The Henson Journals

Sun 16 August 1925

Volume 39, Pages 185 to 186

[185]

10th Sunday after Trinity, August 16th, 1925.

The great asset of nascent Christianity was its assurance of individual resurrection to endless felicity or endless woe. This assurance securely based on the historic fact of Christ's Resurrection, and guaranteed to the believer by the Sacraments, broke the despondency of Paganism, & quickened life at every point with a new and joyous optimism. How much of this asset remains in the modern Church? How much of it is ready to my hand today when I go to Willington to speak to the people there, who are dismayed & saddened by the tragedy which has suddenly taken away two of their number? We have, perhaps, lost the old bright certainty, but we have lost also the old terrific fear. Our conception of the Divine Character disallows much that once was axiomatic, & allows an almost limitless hope. If we have lost the former sense of personal security: we have lost also the former horror of personal ruin. Of course the fading away of any clear & confident belief in 'Heaven' and 'Hell' has clothed this life on earth with a new value & importance, and to that extent has added much to the repugnance which Death provokes. The death of the young, perhaps, is far more dismaying & repulsive than formerly. We cannot shake of the sense of intolerable futility, of irrational waste, of a cruel and enigmatic caprice.

[186]

I celebrated the Holy Communion in the Chapel at 8a.m. The morning was occupied in the preparation of sermons. At 3 p.m. I left the Castle, & motored to Stockton, where I dedicated the War Memorial of the 5th Batt. D. L.I. in the parish church. General Dudgeon unveiled it, & made an oration. I was distressed to see that most of the ex–servicemen, of whom a large number were present, kept their mouths closed at the singing of the National Anthem. Most of them had an ill, disaffected look, as of men who have been long out of work, and have devoted much of their ample leisure to listening to the speeches of "Bolshies". I preached a sermon, which, perhaps, was as well listened to as might be expected.

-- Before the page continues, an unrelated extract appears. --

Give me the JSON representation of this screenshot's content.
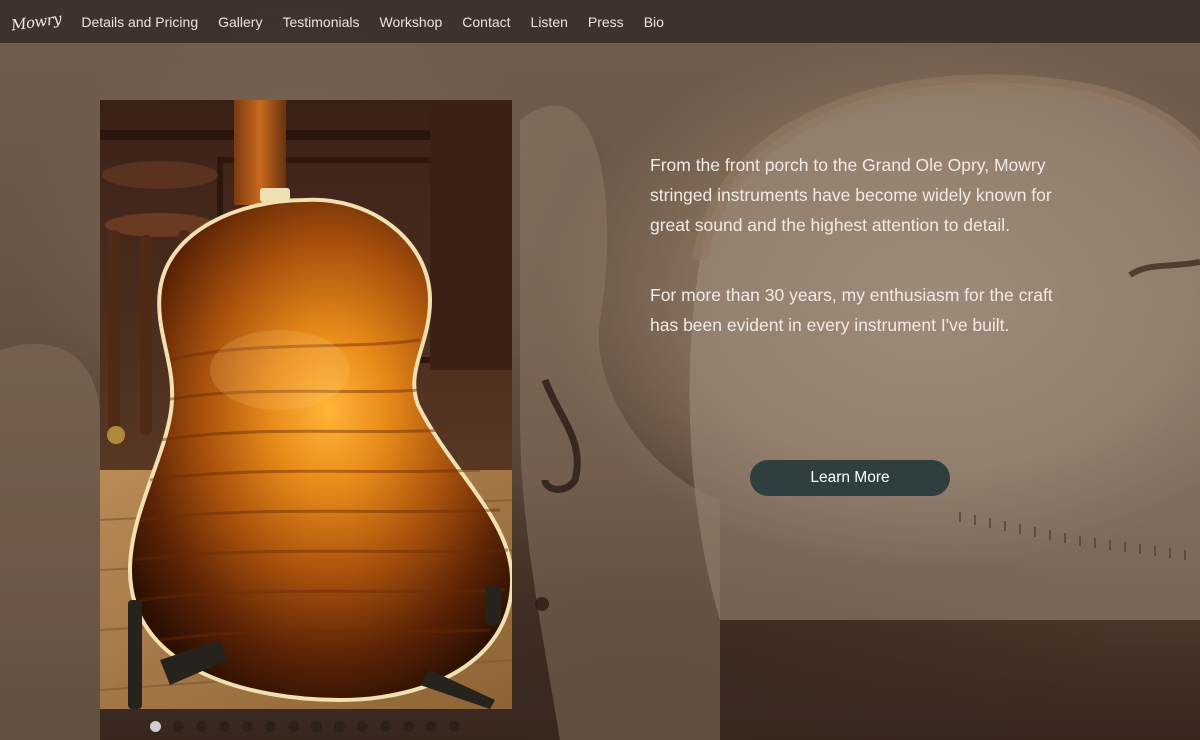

At 6.30p.m. I preached at Willington, where a disastrous fire last Friday had caused the death of a working man & his daughter, both of whom were recently confirmed by me. Two things annoyed me in the service. First, the congregation consisted mainly of girls & young women. I could not count more than 35 men in the church. (The parish contains 5358 souls: so at least 1500 persons above 16 of the male sex must be living there): next: the prayers after the 3rd collect were not read, but a series of stilted compositions were read in their place. I rebuked Duncan afterwards for this breach of the law, & he seemed astonished that I should object!